There’s a lot of hard work that has been done in the history of the Church. 

Don’t take that legacy for granted. 

Share your stories. 

Show your work.

6 comments:

erniebufflo said...

That work is the kind of thing they teach us about church history in our mainline confirmation classes ;) And in the case of my upbringing in the PCUSA, gets played out in the national news every time the General Assembly talks about sexuality.

Beloved Spear said...

Darned tootin'. Having trundled my way through the PC(USA) ordination process, and as a lifelong old-line Christian, I'm immensely frustrated by our tendency just to say, "Gosh, it's a justice issue!" And yes, it may well be, but we need to go deeper. We need to say, no, here's where my position on women or on same-sex relationships is grounded in what is most significant about our faith. For same-sex relationships, for example, one of the most constructive things I've been able to do as a pastor is point people to both my own thinking and writing on the scriptural foundations for my position and to the thinking of those who've informed me. It says...I take this seriously. I have settled this, not from my squishy satanic leftism, but from the heart of an authentic walk with Jesus. So, yeah. Great post.

Carol Howard Merritt said...

Thanks so much for the post.

I grew up as a Southern Baptist, went to Moody, and became Presbyterian (USA). So when I invite people to my church, it's not because "we've got it all figured out and we've answered all your questions," (that must feel so demeaning...I'm so sorry that you've gotten that message).

It is because I know the heartache of the struggle. I know what it's like to write and teach while defending your right to do so. I know what it's like to hide in your room as a little girl, write sermons in your journal, and be told that you're a sinner because of that. I know what it's like to have a calling, from God, and be in a place where you can't say what you need to say, because you're spending all your time defending your right to say it.

It's incredibly painful.

I experienced a flood of grace when a Presbyterian pastor said, "I think you should go to seminary. You'd make a great pastor." And I want to share the grace that I received.

There are wonderful resources... depending on the topic. I just finished a book in titled, God, Desire and a Theology of Human Sexuality by David Jensen.

I'm always happy to help with resources... and I'm always learning from you and Rachel. So thanks...

Gabe said...

I often find it impossible to "show my work" to evangelicals, recovering or otherwise, because they so often insist that I do it on their terms. They want to know how I can justify the positions I hold while operating from their understanding of the Bible and its authority. I just can't do that. We're operating from very different starting points and very different foundational assumptions, and those just aren't going to mesh in a productive way. If someone wants to hear about what I believe and why, that's wonderful.
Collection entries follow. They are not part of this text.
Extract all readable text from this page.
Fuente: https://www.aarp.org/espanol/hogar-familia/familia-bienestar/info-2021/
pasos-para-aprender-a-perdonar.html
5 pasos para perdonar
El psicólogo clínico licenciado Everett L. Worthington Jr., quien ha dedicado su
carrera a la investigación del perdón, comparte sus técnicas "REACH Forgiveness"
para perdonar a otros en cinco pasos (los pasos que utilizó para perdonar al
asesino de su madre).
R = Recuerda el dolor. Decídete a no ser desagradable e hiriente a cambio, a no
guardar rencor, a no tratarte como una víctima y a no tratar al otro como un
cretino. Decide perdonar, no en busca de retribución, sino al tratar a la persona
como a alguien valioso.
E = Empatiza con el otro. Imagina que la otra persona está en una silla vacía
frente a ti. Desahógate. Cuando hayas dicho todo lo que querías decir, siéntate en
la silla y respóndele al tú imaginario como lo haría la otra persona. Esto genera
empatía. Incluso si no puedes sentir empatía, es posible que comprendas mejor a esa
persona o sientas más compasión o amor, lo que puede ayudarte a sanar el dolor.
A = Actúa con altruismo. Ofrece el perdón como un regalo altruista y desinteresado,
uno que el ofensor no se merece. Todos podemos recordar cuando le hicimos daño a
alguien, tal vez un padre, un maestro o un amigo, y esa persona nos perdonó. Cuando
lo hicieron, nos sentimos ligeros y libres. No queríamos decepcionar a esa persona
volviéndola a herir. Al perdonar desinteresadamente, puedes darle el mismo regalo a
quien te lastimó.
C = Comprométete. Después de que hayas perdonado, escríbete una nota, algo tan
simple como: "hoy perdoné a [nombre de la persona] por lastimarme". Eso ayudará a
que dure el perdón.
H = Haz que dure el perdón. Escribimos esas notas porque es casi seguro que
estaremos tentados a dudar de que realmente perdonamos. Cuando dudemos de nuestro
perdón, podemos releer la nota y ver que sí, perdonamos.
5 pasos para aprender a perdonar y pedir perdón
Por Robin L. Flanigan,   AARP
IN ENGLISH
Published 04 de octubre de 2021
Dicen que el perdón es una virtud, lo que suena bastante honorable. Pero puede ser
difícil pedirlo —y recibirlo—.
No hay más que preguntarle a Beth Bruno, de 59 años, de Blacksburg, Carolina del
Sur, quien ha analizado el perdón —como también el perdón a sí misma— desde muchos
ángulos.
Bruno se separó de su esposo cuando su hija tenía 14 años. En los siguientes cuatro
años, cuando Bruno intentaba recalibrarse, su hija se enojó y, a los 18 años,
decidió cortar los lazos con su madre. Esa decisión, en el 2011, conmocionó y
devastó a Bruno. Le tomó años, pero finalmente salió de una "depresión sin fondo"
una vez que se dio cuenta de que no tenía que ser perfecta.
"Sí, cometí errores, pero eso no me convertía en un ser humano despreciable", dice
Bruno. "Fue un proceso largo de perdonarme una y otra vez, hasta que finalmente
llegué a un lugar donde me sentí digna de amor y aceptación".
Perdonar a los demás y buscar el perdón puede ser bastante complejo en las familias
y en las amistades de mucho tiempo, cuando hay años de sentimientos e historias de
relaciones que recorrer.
If they want me to prove to them that it's okay to have certain positions when the Bible says X, Y, and Z, well... I'm not interested in that conversation. I left evangelicalism in part because I got sick of having to justify myself.

My body, my experience, my community, my history is the seat of my theology. If I have to place that seat elsewhere to make it work for someone else, it's going to collapse. And sadly, I find that's usually what people want me to do.

Gabe said...

I also realize that I'm speaking to something that's tangential to what you're talking about. I apologize if that's derailing.

Kimberly said...

Thank y'all for chiming in! I'm not use to getting comments 'round here. ;)

I am so thankful to be able to learn from everyone's experiences.